L'esegesi dell'aggravante comune della "crudeltà" (art. 61 n. 4, 577 n. 4 c.p.)
L'art. 61 c.p. disciplina le circostanze aggravanti comuni, vale a dire quelle che comportano un aumento di pena non superiore ad un terzo. In relazione al delitto di omicidio, l'aggravante in parola diventa ad effetto speciale ai sensi dell'art.577 n.4 c.p, in quanto la pena prevista è quella dell'ergastolo.
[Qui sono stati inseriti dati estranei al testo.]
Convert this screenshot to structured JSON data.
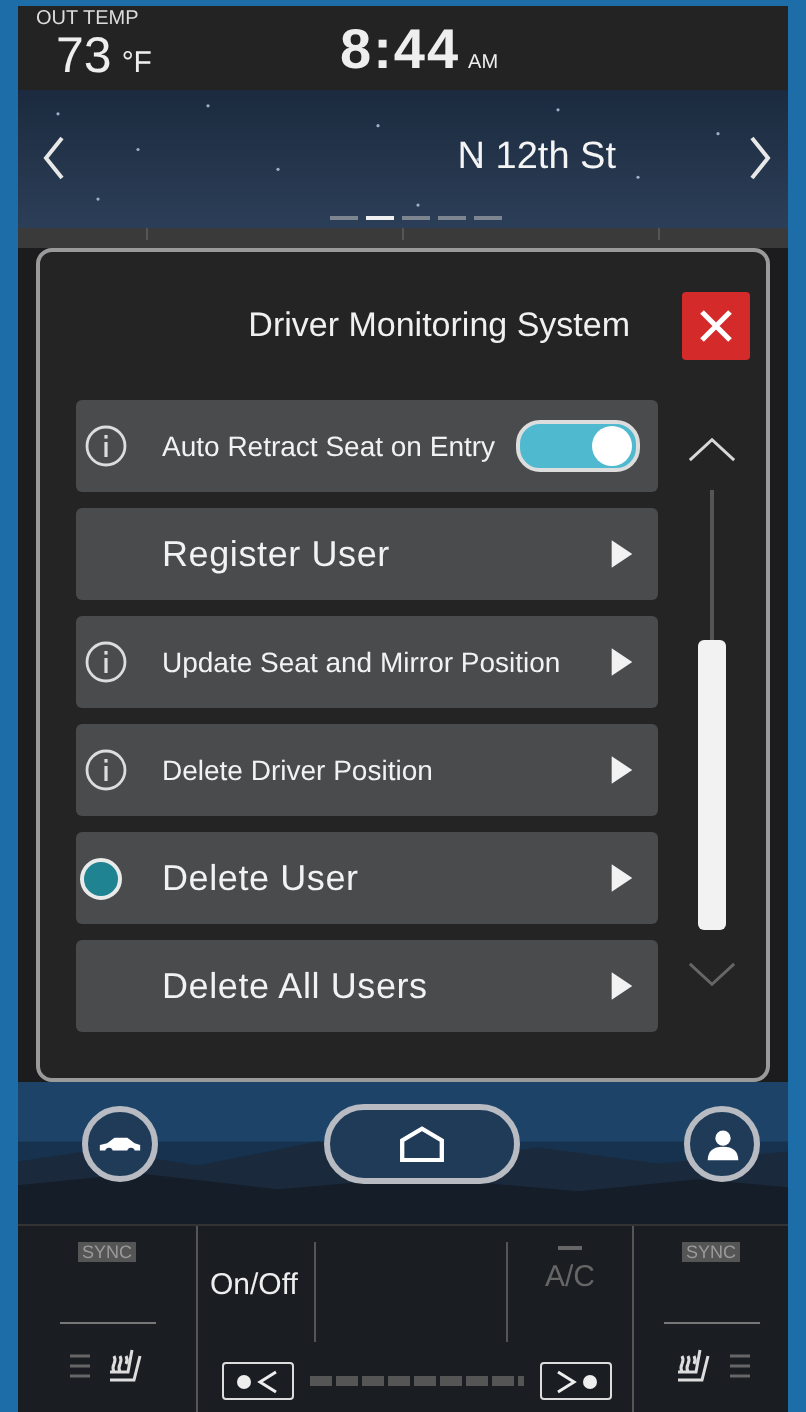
{
  "status_bar": {
    "out_temp_label": "OUT TEMP",
    "temperature": "73",
    "temp_unit": "°F",
    "time": "8:44",
    "meridiem": "AM"
  },
  "nav": {
    "street": "N 12th St",
    "pages": [
      {
        "selected": false
      },
      {
        "selected": true
      },
      {
        "selected": false
      },
      {
        "selected": false
      },
      {
        "selected": false
      }
    ]
  },
  "dialog": {
    "title": "Driver Monitoring System",
    "items": [
      {
        "kind": "toggle",
        "label": "Auto Retract Seat on Entry",
        "info": true,
        "on": true,
        "selected": false
      },
      {
        "kind": "arrow",
        "label": "Register User",
        "info": false,
        "selected": false
      },
      {
        "kind": "arrow",
        "label": "Update Seat and Mirror Position",
        "info": true,
        "selected": false
      },
      {
        "kind": "arrow",
        "label": "Delete Driver Position",
        "info": true,
        "selected": false
      },
      {
        "kind": "arrow",
        "label": "Delete User",
        "info": false,
        "selected": true
      },
      {
        "kind": "arrow",
        "label": "Delete All Users",
        "info": false,
        "selected": false
      }
    ]
  },
  "climate": {
    "left_sync": "SYNC",
    "power": "On/Off",
    "ac": {
      "label": "A/C",
      "on": false
    },
    "right_sync": "SYNC"
  }
}
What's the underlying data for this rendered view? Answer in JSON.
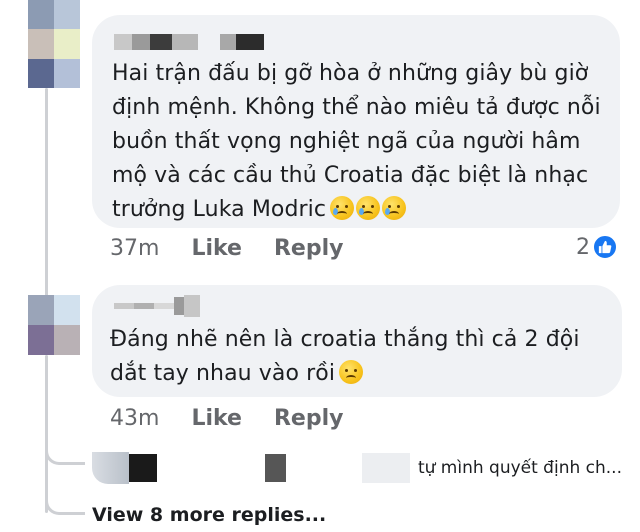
{
  "comments": [
    {
      "text": "Hai trận đấu bị gỡ hòa ở những giây bù giờ định mệnh. Không thể nào miêu tả được nỗi buồn thất vọng nghiệt ngã của người hâm mộ và các cầu thủ Croatia đặc biệt là nhạc trưởng Luka Modric",
      "emojis": [
        "crying-face-icon",
        "crying-face-icon",
        "crying-face-icon"
      ],
      "time": "37m",
      "like_label": "Like",
      "reply_label": "Reply",
      "reaction_count": "2",
      "reaction_icon": "thumbs-up-icon"
    },
    {
      "text": "Đáng nhẽ nên là croatia thắng thì cả 2 đội dắt tay nhau vào rồi",
      "emojis": [
        "pensive-face-icon"
      ],
      "time": "43m",
      "like_label": "Like",
      "reply_label": "Reply"
    }
  ],
  "reply_preview": {
    "text": "tự mình quyết định ch..."
  },
  "view_more": "View 8 more replies...",
  "colors": {
    "bubble": "#f0f2f5",
    "meta_text": "#65676b",
    "like_blue": "#1877f2",
    "thread_line": "#ced0d4"
  }
}
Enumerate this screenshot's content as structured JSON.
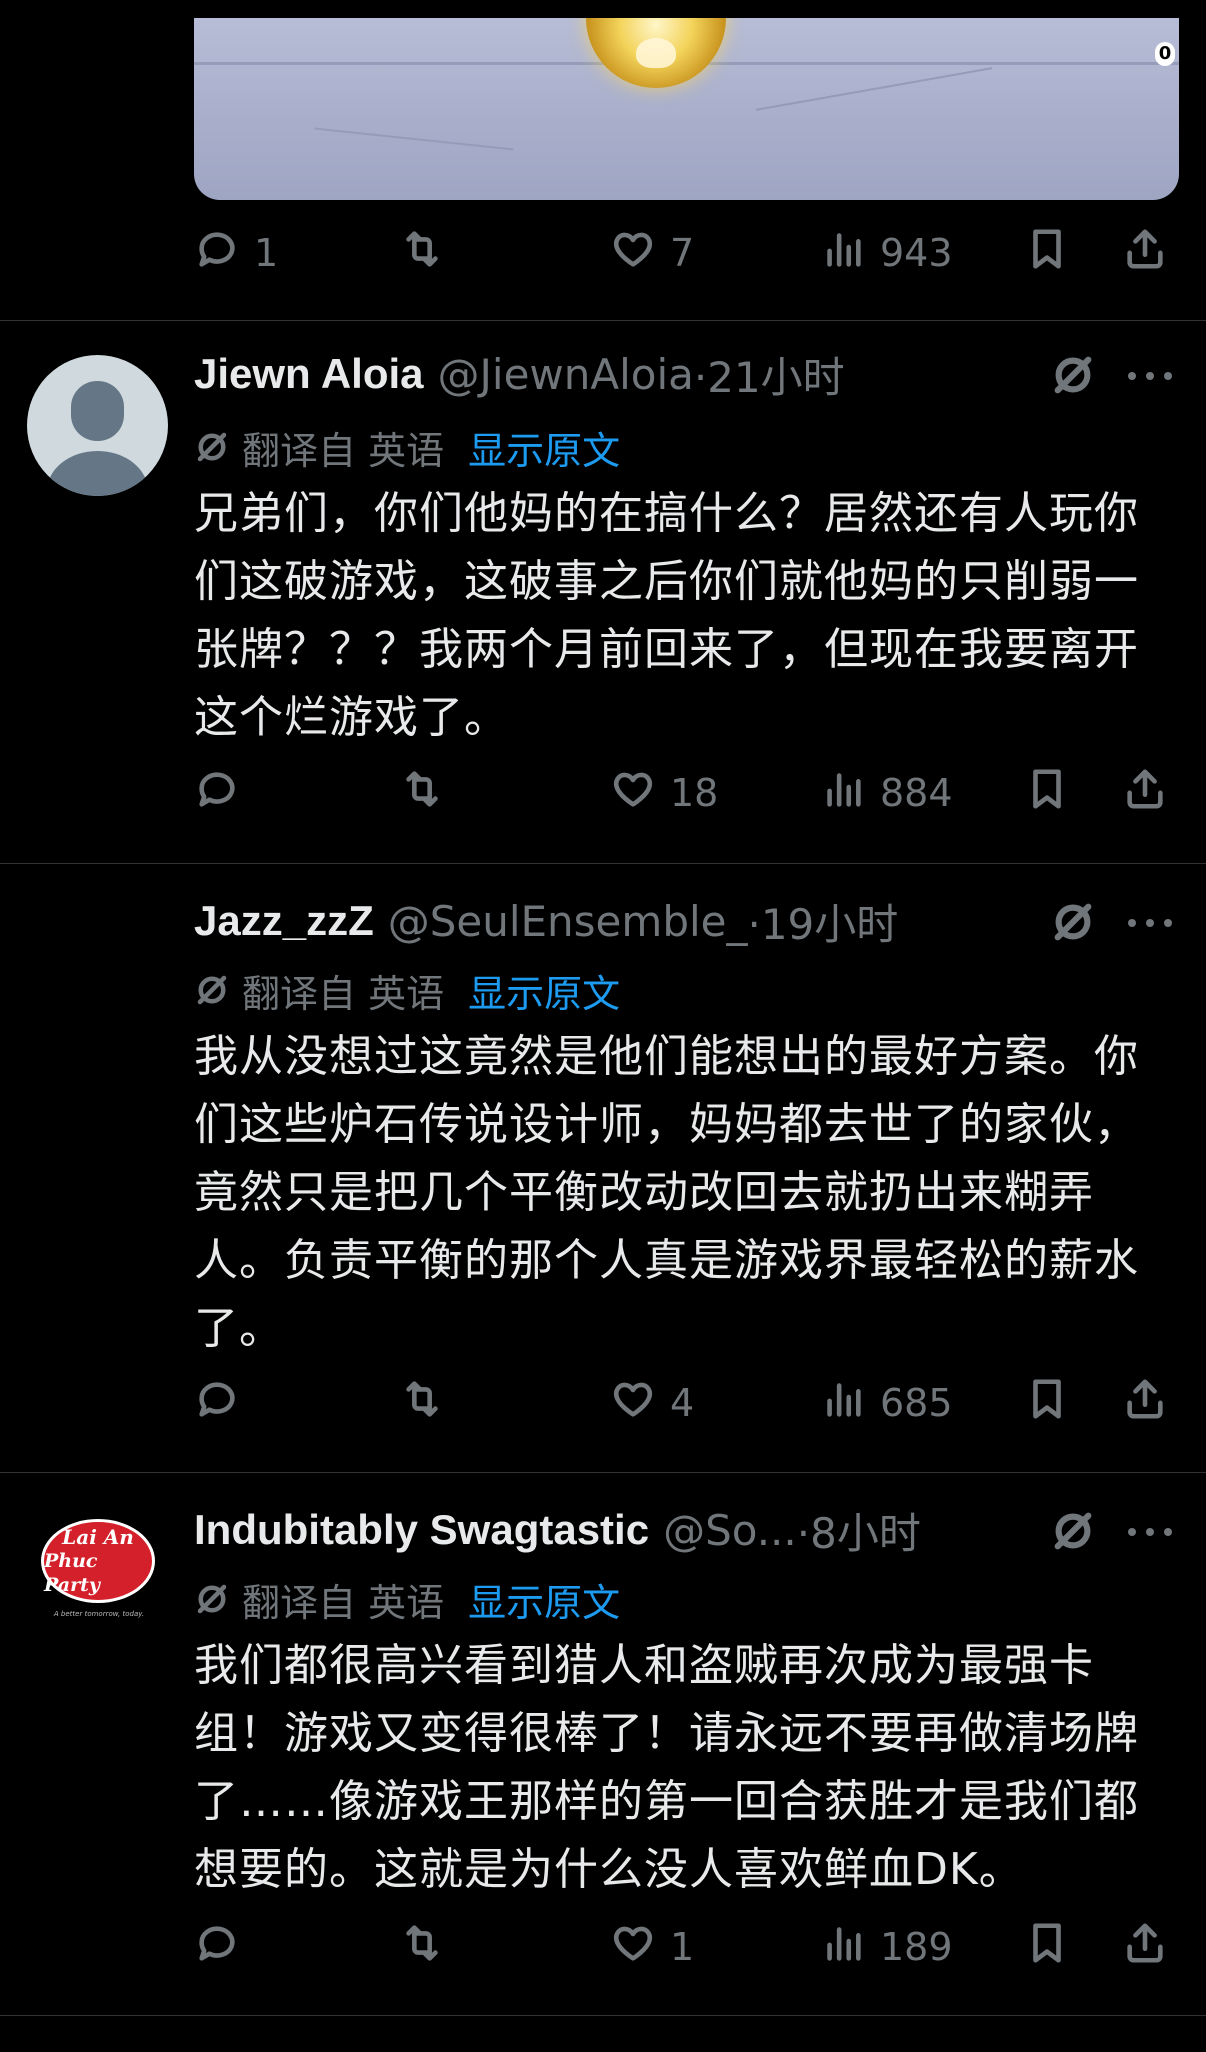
{
  "media": {
    "badge": "0"
  },
  "first_actions": {
    "replies": "1",
    "retweets": "",
    "likes": "7",
    "views": "943"
  },
  "tweets": [
    {
      "name": "Jiewn Aloia",
      "handle": "@JiewnAloia",
      "time": "·21小时",
      "avatar": "default-avatar",
      "translated_label": "翻译自 英语",
      "show_original": "显示原文",
      "text": "兄弟们，你们他妈的在搞什么？居然还有人玩你们这破游戏，这破事之后你们就他妈的只削弱一张牌？？？我两个月前回来了，但现在我要离开这个烂游戏了。",
      "replies": "",
      "retweets": "",
      "likes": "18",
      "views": "884"
    },
    {
      "name": "Jazz_zzZ",
      "handle": "@SeulEnsemble_",
      "time": "·19小时",
      "avatar": "dark-avatar",
      "translated_label": "翻译自 英语",
      "show_original": "显示原文",
      "text": "我从没想过这竟然是他们能想出的最好方案。你们这些炉石传说设计师，妈妈都去世了的家伙，竟然只是把几个平衡改动改回去就扔出来糊弄人。负责平衡的那个人真是游戏界最轻松的薪水了。",
      "replies": "",
      "retweets": "",
      "likes": "4",
      "views": "685"
    },
    {
      "name": "Indubitably Swagtastic",
      "handle": "@So...",
      "time": "·8小时",
      "avatar": "logo-avatar",
      "avatar_text_1": "Lai An",
      "avatar_text_2": "Phuc Party",
      "avatar_tagline": "A better tomorrow, today.",
      "translated_label": "翻译自 英语",
      "show_original": "显示原文",
      "text": "我们都很高兴看到猎人和盗贼再次成为最强卡组！游戏又变得很棒了！请永远不要再做清场牌了……像游戏王那样的第一回合获胜才是我们都想要的。这就是为什么没人喜欢鲜血DK。",
      "replies": "",
      "retweets": "",
      "likes": "1",
      "views": "189"
    }
  ],
  "colors": {
    "background": "#000000",
    "text": "#e7e9ea",
    "muted": "#71767b",
    "link": "#1d9bf0",
    "divider": "#2f3336"
  }
}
Come per la stragrande maggioranza dei termini usati dal legislatore, anche quello della "crudeltà" assume una connotazione che oseremmo definire "tecnica", che meglio si adegua agli istituti giuridici normati nel codice. Nell'utilizzo comune, la voce crudeltà potrebbe essere definita come "spietata insensibilità; atteggiamento inadeguato nei confronti degli esseri viventi; insensibilità verso il dolore altrui". Una definizione del genere, però, a ben pensare, è insita già nella natura stessa di moltissimi reati, in particolare in quelli commessi con violenza alle persone. La giurisprudenza, dunque, ha chiarito che ai fini della sussistenza dell'aggravante sia necessario qualcosa in più rispetto ad una condotta spietata o inadeguata o insensibile: "la circostanza aggravante dell'aver agito con crudeltà è di natura soggettiva ed è caratterizzata da una condotta eccedente rispetto alla normalità causale, che determina sofferenze aggiuntive ed esprime un atteggiamento interiore socialmente riprovevole, il quale deve essere oggetto di accertamento alla stregua delle modalità della condotta e di tutte le circostanze del caso concreto, comprese quelle afferenti alle note impulsive del dolo" (Cass. SS. UU. n.40516/2016); "l'aggravante ricorre quando vengono inflitte alla vittima sofferenze che esulano dal normale processo di causazione dell'evento, con patimenti gratuiti che rendono particolarmente riprovevole la condotta dell'agente" (Cass. pen., n.14998/2015); "per l'applicazione dell'aggravante non occorre avere riguardo alla percezione da parte della vittima, ma alla azione cosciente e volontaria dell'agente quando usa violenza non necessaria per vincere la resistenza della vittima, né per perseguire la morte, ma per dare soddisfazione ai propri istinti crudeli" (Cass. pen., n.27235/2015); "La mera reiterazione dei colpi, pur consistente, non può essere ritenuta fonte di aggravamento se non costituisce espressione della volontà di infliggere alla vittima sofferenze gratuite che esulano dal normale processo di causazione dell'evento" (Cass. pen., n.1832/2014).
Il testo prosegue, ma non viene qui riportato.